Social distancing, also known as physical distancing,  means:

  • Remaining away from settings where people are meeting
  • Trying to stay home and only go out for essentials reasons like food and medicine
  • Avoiding mass gatherings, and maintaining distance (approximately six feet) from others when possible 
  • Remaining alert for respiratory symptoms (a cough or shortness of breath) and fever. 
  • Practicing strict respiratory etiquette and hygiene. This includes covering your nose and mouth with a tissue when coughing or sneezing and washing hands often with soap and water for at least 20 seconds, or using an alcohol-based hand sanitizer if soap is not available.

Social contact is more important than ever during this stressful time. Be sure to stay connected with friends and family using digital technologies such as FaceTime, Skype, or Zoom; letter-writing; and phone calls.


If you have been advised to self-observe for COVID-19 symptoms, please monitor your health according to New Hampshire Department of Health and Human Services instructions, wear a cloth face covering when you leave your home, and practice physical distancing.

If you feel feverish or develop a cough or shortness of breath, please seek health advice. Before going to a doctor's office or emergency room call ahead and tell the provider or office about your recent travel and symptoms. Students should contact Dartmouth College Health Service (Dick's House).  Dick's House will monitor all students who should be in self-quarantine or self-isolation.

Teach Remotely

Guidelines for faculty on how to teach from anywhere can be found on Dartmouth's Teach Remotely website.

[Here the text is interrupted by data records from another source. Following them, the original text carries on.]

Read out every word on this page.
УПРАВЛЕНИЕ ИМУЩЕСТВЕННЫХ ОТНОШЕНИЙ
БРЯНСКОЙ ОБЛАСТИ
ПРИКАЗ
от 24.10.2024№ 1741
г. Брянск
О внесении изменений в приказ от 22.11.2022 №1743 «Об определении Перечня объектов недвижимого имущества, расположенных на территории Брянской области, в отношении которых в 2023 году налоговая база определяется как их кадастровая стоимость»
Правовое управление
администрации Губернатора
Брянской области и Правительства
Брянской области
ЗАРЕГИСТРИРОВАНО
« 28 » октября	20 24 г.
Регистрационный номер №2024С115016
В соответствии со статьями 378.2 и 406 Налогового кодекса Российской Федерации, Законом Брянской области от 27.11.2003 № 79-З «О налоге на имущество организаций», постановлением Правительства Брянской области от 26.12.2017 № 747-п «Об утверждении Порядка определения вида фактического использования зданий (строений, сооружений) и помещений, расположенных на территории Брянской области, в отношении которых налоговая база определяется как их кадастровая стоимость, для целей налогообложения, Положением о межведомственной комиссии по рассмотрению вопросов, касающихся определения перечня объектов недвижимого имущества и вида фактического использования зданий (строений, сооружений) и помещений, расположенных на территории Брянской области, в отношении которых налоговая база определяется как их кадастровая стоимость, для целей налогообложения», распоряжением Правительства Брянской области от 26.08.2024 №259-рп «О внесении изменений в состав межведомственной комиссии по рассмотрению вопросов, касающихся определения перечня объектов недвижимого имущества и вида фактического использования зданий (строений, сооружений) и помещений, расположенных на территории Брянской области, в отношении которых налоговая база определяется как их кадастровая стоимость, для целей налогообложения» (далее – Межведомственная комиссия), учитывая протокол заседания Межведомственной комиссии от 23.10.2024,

CDC Guidance to Higher Risk Individuals

Guidance from the Centers for Disease Control and Prevention (CDC) is encouraging older people (60 years of age or more) and those with chronic
conditions such as heart disease, diabetes, or lung disease to stay at home as much as possible. Early data suggests that older people are twice as likely to develop serious illness from the novel coronavirus. Individuals in these two groups should consider avoiding activities such as traveling by airplane, going to movie theaters, shopping in crowded areas, and attending religious services.